The definitions listed on this page are intended to provide assistance in determining if an application is required for plumbing work. If still unsure please contact council or visit the state government website.
Compliance assessable work
Compliance assessable work is defined by exclusion. Any plumbing and drainage work that is not defined as notifiable work, minor work or unregulated work is therefore compliance assessable work. Compliance assessable work must be performed by a licensed person (plumber/drainer). All compliance assessable work must be assessed by Council for compliance with the regulations. Before commencing compliance assessable work, you must obtain approval (Compliance Permit or Notice To Commence) for the proposed work.
Examples of compliance assessable work are, but not limited to:
- Construction of a new dwelling on a property - including secondary dwellings (i.e. dual occupancy / dependent persons accommodation / associated unit / rural workers dwelling / relatives accommodation)
- Installation of fixtures to a class 10 building (shed) that does not currently have sanitary drainage and a water supply connected to it.
- Installation or relocation of any fixtures for any properties where the property has a dual-reticulated water supply.
- Installation of new fixtures or extending or altering existing pipework on a property connected to an existing combined drain
- Installation, replacement, or removal of an on-site sewerage facility
- Plumbing and drainage work for, or connecting to trade waste
- Sanitary drainage necessary for installing or relocating a fixture in a building classified as Class 2 to 9.
Notifiable work is plumbing and drainage work that must be performed by a licenced person (plumber/drainer) but does not require Council approval or for Council to conduct mandatory inspections.
The licenced person is obligated to lodge a Form 4 - Notifiable Work to the Plumbing Industry Council (PIC) within 10 days after completing the work. More information on Notifiable work is located on the Department of Housing and Public Works website.
A licenced person may request council conduct an inspection of the work.
Council may decide to audit the work which may occur within 12 months after the Form 4 has been received by the Plumbing Industry Council. If selected for audit council will attempt to contact the property owner/s via phone or letter to request access to a property for an inspection of the work.
Minor work is plumbing and drainage work that must be performed by a licensed person (plumber/drainer), but does not require approval from Council or notification sent to the Plumbing Industry Council. This type of work is not inspected by Council.
A list of what is minor work is detailed in Schedule 3 of the Standard Plumbing and Drainage Regulation 2003 (SPDR)
Unregulated work is plumbing and drainage work that does not require a licenced person (plumber/drainer) to perform the work. Approval from Council or notification to the PIC is also not required. This type of work is not inspected by Council.
A list of what is unregulated work is detailed in Schedule 4 of the Standard Plumbing and Drainage Regaulation 2003 (SPDR)
Request for concurrence agency
Under the Sustainable Planning Regulation 2009, Private certifiers are required to submit a concurrence agency referral to council when domestic building work (extension) involves adding additional bedrooms on sites which have an on-site sewerage facility (OSSF). This is regardless of if the extension involves plumbing work or not.
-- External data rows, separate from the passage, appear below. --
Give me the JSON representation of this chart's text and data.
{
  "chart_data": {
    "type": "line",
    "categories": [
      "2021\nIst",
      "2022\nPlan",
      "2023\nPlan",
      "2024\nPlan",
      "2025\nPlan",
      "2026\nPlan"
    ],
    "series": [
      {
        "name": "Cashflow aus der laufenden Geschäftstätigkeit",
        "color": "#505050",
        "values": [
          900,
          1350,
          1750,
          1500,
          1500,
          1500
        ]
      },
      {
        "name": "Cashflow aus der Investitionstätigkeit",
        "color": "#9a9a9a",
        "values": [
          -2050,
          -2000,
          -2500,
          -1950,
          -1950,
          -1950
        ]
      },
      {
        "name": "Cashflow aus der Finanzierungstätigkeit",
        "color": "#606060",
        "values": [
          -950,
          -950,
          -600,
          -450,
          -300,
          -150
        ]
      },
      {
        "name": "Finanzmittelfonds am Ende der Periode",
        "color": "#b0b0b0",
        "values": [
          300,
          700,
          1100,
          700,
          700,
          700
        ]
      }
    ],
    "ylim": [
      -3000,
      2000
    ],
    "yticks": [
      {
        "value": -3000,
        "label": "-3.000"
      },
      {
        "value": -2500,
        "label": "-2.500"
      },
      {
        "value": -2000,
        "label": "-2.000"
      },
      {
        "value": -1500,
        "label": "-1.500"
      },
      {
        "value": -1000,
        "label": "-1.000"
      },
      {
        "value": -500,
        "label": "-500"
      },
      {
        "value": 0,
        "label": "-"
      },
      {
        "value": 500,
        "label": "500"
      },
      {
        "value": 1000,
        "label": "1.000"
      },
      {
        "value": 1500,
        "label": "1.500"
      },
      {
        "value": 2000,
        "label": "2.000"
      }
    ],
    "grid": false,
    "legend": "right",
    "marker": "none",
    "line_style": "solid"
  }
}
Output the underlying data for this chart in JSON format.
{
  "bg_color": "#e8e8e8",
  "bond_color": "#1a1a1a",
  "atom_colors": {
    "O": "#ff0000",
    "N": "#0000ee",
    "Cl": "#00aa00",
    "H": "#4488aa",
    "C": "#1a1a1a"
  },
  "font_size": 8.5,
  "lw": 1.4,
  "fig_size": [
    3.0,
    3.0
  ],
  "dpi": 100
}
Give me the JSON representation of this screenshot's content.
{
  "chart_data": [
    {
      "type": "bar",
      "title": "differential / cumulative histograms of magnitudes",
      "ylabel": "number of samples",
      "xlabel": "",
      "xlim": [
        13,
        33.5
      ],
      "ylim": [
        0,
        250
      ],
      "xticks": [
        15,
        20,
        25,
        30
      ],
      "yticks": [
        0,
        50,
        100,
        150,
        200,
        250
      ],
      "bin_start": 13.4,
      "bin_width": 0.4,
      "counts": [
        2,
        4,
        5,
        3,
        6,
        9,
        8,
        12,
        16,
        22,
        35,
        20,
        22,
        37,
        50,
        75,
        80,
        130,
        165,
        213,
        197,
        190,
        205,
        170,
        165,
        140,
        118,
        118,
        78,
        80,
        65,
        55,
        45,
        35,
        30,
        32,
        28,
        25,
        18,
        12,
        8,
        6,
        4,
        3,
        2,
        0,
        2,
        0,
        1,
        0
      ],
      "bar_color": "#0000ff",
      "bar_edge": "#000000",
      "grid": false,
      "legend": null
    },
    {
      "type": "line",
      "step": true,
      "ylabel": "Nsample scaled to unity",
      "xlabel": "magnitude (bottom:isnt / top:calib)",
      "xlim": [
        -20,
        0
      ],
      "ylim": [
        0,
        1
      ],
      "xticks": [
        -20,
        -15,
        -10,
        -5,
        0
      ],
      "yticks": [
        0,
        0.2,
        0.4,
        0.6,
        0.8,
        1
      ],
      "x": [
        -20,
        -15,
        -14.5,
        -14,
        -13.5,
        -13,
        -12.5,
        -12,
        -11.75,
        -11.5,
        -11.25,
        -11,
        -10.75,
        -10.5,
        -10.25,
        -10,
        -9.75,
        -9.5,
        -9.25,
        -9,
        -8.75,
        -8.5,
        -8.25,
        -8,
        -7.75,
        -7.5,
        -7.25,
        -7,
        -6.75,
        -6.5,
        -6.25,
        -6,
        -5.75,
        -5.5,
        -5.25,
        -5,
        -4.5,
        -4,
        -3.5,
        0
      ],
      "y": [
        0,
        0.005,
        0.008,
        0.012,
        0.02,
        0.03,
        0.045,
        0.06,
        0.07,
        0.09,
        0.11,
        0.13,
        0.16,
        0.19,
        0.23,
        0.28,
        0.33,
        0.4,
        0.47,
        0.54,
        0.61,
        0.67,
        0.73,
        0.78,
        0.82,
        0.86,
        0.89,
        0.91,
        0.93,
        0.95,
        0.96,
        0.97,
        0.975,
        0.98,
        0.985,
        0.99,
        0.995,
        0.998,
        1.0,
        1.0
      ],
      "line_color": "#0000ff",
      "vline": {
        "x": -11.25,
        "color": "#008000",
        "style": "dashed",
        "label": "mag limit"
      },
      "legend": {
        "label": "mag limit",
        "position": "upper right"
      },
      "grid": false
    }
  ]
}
Council's role is to assess if the existing OSSF can accept a potential increase in wastewater generated as a result of the extension whilst maintaining compliance with the Queensland Plumbing and Wastewater Code.
Council will determine if the existing OSSF is acceptable for the extension, or if a site and soil assessment is required to be conducted by a licensed Site and Soil Evaluator.
Any alterations or extension to an OSSF must be lodged as a Compliance assessable plumbing application.
Private certifiers should submit to council the 'Request for concurrence agency for on-site wastewater management' application, and pay the relevant fee.
Backflow prevention refers to the prevention of a reverse flow of water from a possible polluted source into a water supply system.
A correctly selected backflow prevention device will significantly reduce the risk of contamination of a water supply. Backflow devices are either testable or non-testable types with the selection dependant on the risk associated with the possible contamination.
Council is required to keep a register of all testable backflow prevention devices
The owner of an installed testable backflow prevention device must -
Register the device with Council; and
At least once a year have the device inspected or tested by a person who is licensed to do the work. This person must, within 10 business days after testing the device, give Council written results of the test.